Organizing an Out-of-State Job Hunt

Author: Alecia Pirulis


As the sun sets on the Great Recession and the dust begins to settle, small but noticeable changes are becoming evident: Many Americans are saving more. They tend to be thriftier. And, they are relying less on credit. A large number have suffered through job losses, unemployment, and under-employment.

As jobs have become more scarce and more people are competing for jobs (as many as four to one, as opposed to one to one before the recession), many more job-seekers are open to finding work out of state. It’s no secret that certain cities have much healthier job markets than others. Some came through the recession not only unscathed, but robust. Fargo, North Dakota, for example, has an unemployment rate of just 3.1 percent – far below the national unemployment rate.

Before looking for a job out of state, first determine which cities would work for you and your family. Research the area and learn about schools, housing, crime rate, traffic, neighborhoods, and quality of life. You want a city you’ll be able to enjoy, so nearby restaurants, shopping, parks, museums, and entertainment venues are important. Easy access to public transportation and a pedestrian-friendly environment are also big advantages.

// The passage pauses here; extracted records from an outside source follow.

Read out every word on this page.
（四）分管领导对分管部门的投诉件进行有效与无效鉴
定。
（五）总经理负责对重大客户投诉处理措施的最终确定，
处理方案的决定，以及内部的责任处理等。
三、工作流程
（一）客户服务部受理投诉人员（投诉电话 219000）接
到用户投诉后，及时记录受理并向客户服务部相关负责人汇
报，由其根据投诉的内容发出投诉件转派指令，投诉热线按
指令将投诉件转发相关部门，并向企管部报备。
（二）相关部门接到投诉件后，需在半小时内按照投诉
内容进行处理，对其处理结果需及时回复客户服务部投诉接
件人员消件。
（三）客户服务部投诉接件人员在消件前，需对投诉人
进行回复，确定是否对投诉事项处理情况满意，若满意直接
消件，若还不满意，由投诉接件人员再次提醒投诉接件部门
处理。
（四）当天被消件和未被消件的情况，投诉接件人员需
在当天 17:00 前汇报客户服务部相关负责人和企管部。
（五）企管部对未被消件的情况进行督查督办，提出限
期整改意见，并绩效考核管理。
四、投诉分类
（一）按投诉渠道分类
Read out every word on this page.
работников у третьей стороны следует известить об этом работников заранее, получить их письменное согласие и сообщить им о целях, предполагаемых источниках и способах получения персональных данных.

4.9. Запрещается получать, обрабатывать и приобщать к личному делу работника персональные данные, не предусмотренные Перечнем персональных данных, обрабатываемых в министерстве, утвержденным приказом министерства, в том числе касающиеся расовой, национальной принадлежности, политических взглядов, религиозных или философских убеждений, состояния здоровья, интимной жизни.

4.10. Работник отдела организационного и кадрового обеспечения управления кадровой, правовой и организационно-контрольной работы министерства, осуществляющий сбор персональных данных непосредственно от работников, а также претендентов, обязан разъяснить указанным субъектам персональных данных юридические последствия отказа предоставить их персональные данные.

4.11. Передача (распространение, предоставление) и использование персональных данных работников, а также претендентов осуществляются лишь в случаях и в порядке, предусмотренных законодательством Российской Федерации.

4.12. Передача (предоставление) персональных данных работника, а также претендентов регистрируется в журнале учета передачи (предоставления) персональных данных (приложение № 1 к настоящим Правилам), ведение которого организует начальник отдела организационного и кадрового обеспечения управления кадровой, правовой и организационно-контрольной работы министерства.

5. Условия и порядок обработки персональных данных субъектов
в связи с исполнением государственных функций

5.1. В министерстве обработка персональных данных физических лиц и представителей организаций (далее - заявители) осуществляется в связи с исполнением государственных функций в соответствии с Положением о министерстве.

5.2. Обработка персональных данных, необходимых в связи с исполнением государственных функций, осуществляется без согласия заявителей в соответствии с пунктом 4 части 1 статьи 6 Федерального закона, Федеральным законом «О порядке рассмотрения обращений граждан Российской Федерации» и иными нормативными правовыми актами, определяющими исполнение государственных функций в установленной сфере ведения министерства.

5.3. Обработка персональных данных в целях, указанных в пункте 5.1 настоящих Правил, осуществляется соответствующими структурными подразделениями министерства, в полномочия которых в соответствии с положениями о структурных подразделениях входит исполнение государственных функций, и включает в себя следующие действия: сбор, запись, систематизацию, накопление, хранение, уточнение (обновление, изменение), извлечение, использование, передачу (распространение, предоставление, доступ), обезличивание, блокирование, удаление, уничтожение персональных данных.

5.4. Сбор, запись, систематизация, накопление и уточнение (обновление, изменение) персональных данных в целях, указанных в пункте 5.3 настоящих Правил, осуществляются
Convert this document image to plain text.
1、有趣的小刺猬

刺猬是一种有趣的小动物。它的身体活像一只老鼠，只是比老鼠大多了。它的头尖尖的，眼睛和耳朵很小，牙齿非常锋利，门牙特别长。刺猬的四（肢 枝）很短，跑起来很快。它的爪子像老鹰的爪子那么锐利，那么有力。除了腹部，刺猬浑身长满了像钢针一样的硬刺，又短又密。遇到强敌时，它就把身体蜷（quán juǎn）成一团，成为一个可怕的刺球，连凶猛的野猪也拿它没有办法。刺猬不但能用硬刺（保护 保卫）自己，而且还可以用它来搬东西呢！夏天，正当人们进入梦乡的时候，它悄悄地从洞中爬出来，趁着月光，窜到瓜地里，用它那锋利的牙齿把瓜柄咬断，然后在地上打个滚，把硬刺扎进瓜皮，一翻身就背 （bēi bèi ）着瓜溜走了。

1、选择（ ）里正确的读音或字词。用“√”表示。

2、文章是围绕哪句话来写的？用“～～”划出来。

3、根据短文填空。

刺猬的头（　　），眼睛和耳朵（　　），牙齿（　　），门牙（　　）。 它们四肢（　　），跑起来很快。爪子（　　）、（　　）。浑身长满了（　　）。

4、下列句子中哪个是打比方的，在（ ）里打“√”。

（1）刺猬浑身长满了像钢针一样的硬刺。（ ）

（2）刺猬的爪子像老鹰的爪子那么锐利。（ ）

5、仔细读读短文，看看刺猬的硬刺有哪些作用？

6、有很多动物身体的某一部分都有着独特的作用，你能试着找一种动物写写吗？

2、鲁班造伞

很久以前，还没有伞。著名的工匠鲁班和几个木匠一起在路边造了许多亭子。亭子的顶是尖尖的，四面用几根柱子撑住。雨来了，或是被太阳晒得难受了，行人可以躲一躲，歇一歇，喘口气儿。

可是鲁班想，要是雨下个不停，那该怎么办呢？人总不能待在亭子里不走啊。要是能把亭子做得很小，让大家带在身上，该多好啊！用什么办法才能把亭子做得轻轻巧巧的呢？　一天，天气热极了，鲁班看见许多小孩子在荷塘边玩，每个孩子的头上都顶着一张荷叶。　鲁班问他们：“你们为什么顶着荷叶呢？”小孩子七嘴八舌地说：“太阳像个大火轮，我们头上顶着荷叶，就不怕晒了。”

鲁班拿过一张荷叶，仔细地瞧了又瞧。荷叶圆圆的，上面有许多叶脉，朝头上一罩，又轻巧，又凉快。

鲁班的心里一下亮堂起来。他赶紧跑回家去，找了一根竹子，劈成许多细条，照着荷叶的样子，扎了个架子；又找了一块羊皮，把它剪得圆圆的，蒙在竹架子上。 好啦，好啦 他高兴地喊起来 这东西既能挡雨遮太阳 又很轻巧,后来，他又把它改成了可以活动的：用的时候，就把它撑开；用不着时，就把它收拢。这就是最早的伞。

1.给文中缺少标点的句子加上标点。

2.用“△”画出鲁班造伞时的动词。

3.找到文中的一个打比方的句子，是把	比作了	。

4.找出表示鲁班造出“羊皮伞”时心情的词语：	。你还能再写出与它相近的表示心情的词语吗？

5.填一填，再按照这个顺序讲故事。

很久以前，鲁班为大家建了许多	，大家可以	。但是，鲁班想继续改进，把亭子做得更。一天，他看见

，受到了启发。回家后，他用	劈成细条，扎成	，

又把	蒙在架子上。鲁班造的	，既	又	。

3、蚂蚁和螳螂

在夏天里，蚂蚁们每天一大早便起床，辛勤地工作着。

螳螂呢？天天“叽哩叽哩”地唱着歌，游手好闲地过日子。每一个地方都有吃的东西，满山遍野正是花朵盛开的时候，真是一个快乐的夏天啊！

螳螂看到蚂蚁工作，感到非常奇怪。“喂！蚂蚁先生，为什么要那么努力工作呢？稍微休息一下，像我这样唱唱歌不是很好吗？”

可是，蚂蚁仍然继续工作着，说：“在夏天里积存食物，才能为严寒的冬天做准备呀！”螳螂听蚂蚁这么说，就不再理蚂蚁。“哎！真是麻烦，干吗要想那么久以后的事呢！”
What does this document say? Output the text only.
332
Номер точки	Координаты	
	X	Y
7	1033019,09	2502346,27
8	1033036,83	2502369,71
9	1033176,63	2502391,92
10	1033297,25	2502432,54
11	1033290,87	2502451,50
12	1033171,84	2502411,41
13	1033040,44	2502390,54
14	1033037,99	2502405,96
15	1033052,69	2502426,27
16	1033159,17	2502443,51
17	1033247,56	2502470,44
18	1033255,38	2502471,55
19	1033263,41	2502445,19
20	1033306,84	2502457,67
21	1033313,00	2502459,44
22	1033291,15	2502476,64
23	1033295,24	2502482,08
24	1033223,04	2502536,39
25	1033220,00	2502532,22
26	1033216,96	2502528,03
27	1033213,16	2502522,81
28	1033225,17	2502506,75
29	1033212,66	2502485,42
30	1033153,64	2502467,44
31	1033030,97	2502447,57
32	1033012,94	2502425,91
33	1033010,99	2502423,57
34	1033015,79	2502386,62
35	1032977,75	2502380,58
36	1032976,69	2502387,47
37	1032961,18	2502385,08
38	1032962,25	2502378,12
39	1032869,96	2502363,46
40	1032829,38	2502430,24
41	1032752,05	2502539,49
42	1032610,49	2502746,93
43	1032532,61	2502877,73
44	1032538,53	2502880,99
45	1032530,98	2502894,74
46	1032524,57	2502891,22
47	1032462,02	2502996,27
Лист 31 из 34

Before starting an out-of-state job search, check over your resume and be sure all of the information is current. Don’t include your address on your resume – many employers won’t look past the out-of-state address and may pass you up for an in-state candidate. Use job boards, the local chamber of commerce, LinkedIn, company websites, and possibly a recruiter to find opportunities. Try to line up several interviews back-to-back to cut down on travel expenses. While you are in the area, make a few cold calls to companies you are interested in. Explain that you are moving to the area and are very interested in their company. They may at least request your resume, if not set up an interview.

The final decision is probably the most crucial: where will you live? Take some time to explore the areas – talk to locals and ask about shopping, nightlife, and schools. Decide if you would prefer to rent for a while until you are sure this is a location you plan to stay in long-term, or if you’d rather buy right away.

Investigate the neighborhoods you are interested in thoroughly at different times of the day. How’s the traffic around rush hour? Where’s the bus stop? Are the neighbors out in the evening, walking dogs, pushing strollers, and stopping to chat, or is the neighborhood buttoned up tight? Which do you prefer? Is there an accessible shopping area, and how far are you from downtown? Be sure to check out parks, entertainment venues, and opportunities to enjoy any hobbies you may have (if you enjoy surfing, how far are you from the beach? If you love to golf, where’s the nearest course? If you enjoy art, is there a studio/art supply store in the neighborhood?)

Relocating can be an exciting adventure or an event riddled with stress. Finding the right place to live, starting a new job, perhaps dealing with children switching schools – try to approach the move with a positive attitude – it is a fun adventure, filled with possibilities.